On 4/8/2020 at 6:05 AM, auntiemel said:

Basically, everyone is born different. Some people have physical challenges, and for some of those challenges there is assistive technology available that they may or may not choose to avail themselves of, in the pursuit of living their version of the best possible life. And what they choose is no one's fucking business but their own.

I know my condition is nothing compared to blindness or deafness or anything else, but reading theses discussions reminded me of something I've experienced.
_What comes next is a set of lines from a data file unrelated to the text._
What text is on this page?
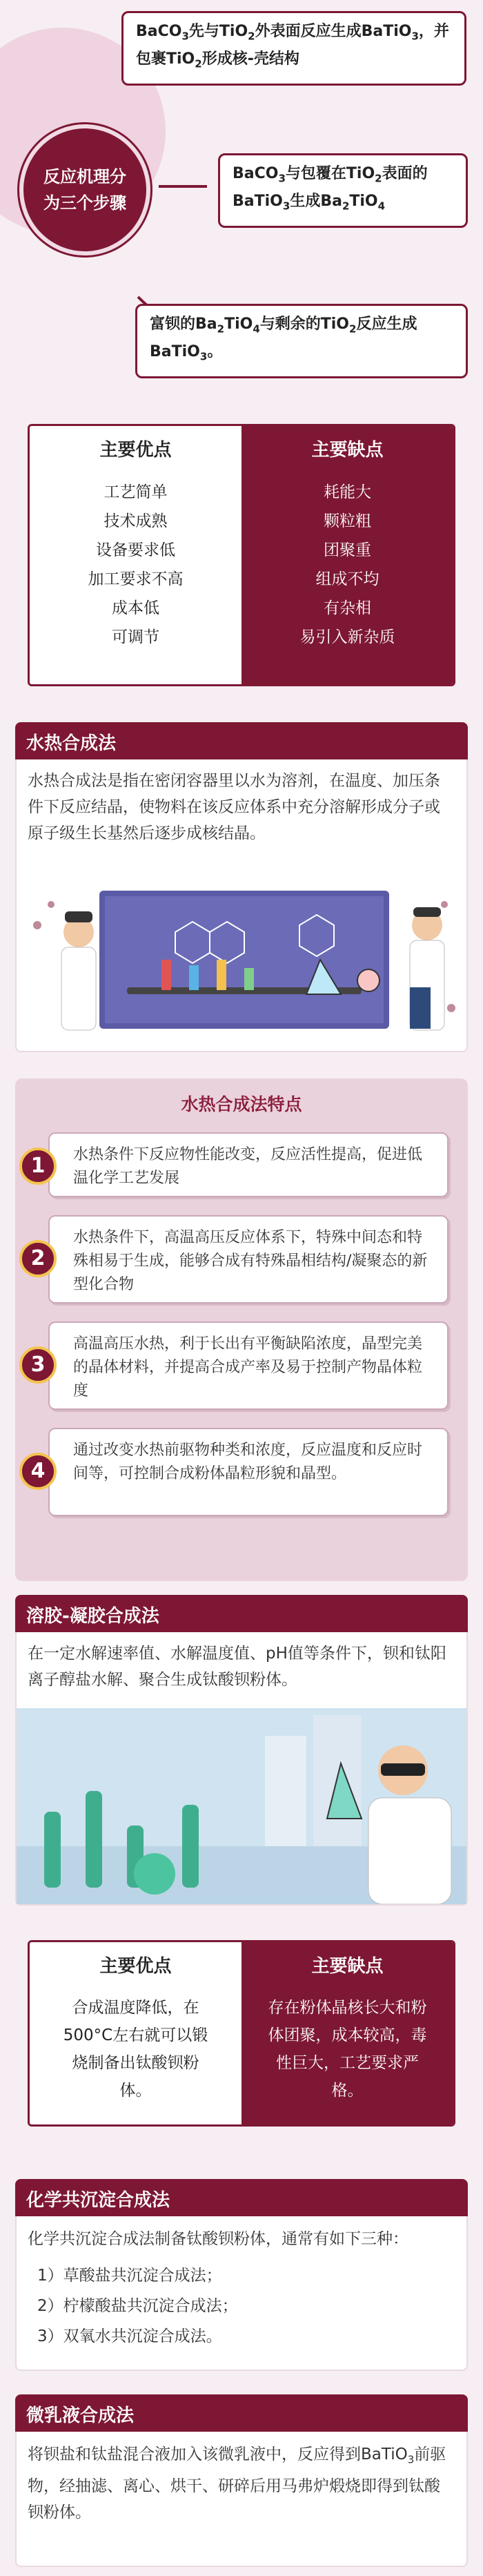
反应机理分为三个步骤
BaCO$_3$先与TiO$_2$外表面反应生成BaTiO$_3$，并包裹TiO$_2$形成核-壳结构
BaCO$_3$与包覆在TiO$_2$表面的BaTiO$_3$生成$Ba_2TiO_4$
富钡的$Ba_2TiO_4$与剩余的TiO$_2$反应生成BaTiO$_3$。
主要优点
工艺简单
技术成熟
设备要求低
加工要求不高
成本低
可调节
主要缺点
耗能大
颗粒粗
团聚重
组成不均
有杂相
易引入新杂质
水热合成法
水热合成法是指在密闭容器里以水为溶剂，在温度、加压条件下反应结晶，使物料在该反应体系中充分溶解形成分子或原子级生长基然后逐步成核结晶。
水热合成法特点
水热条件下反应物性能改变，反应活性提高，促进低温化学工艺发展
1
水热条件下，高温高压反应体系下，特殊中间态和特殊相易于生成，能够合成有特殊晶相结构/凝聚态的新型化合物
2
高温高压水热，利于长出有平衡缺陷浓度，晶型完美的晶体材料，并提高合成产率及易于控制产物晶体粒度
3
通过改变水热前驱物种类和浓度，反应温度和反应时间等，可控制合成粉体晶粒形貌和晶型。
4
溶胶-凝胶合成法
在一定水解速率值、水解温度值、pH值等条件下，钡和钛阳离子醇盐水解、聚合生成钛酸钡粉体。
主要优点
合成温度降低，在500°C左右就可以锻烧制备出钛酸钡粉体。
主要缺点
存在粉体晶核长大和粉体团聚，成本较高，毒性巨大，工艺要求严格。
化学共沉淀合成法
化学共沉淀合成法制备钛酸钡粉体，通常有如下三种：
1）草酸盐共沉淀合成法；
2）柠檬酸盐共沉淀合成法；
3）双氧水共沉淀合成法。
微乳液合成法
将钡盐和钛盐混合液加入该微乳液中，反应得到BaTiO$_3$前驱物，经抽滤、离心、烘干、研碎后用马弗炉煅烧即得到钛酸钡粉体。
I am red-green colour blind and cannot see purple. The doctor did give me the fancy term for it all, but I can't remember. I wasn't diagnosed with my colour blindness until I was 22 and was required to get a medical for my teaching job. So I was living what I thought was a 'natural coloured life for 22 years.  As a Science teacher I love being able to share my colour blindness with my students. In recent years, when discussing it with my classes, it is inevitable that someone will bring up those new glasses that will fix my colour vision. And I tell them the same thing. I have got this far in my life experiencing the world with the colours I think I see and they are often the same colours as you are seeing (technically), if I put on those glasses I will see what I am 'missing' out on and I don't want to then spend the rest of my life wondering about what I'm looking at. I would prefer to just continuing experiencing the colours as I have all my life then put on a set of glasses so someone can feel good that they've allowed me to experience the 'real' world. And honestly I feel they want me to wear these glasses so I can tell them exactly what colours my eyes normally see so they can understand the condition better rather than making my life 'better'

So I understand why there would be people who don't want to be 'fixed' so they can experience a 'normal' life for our benefit.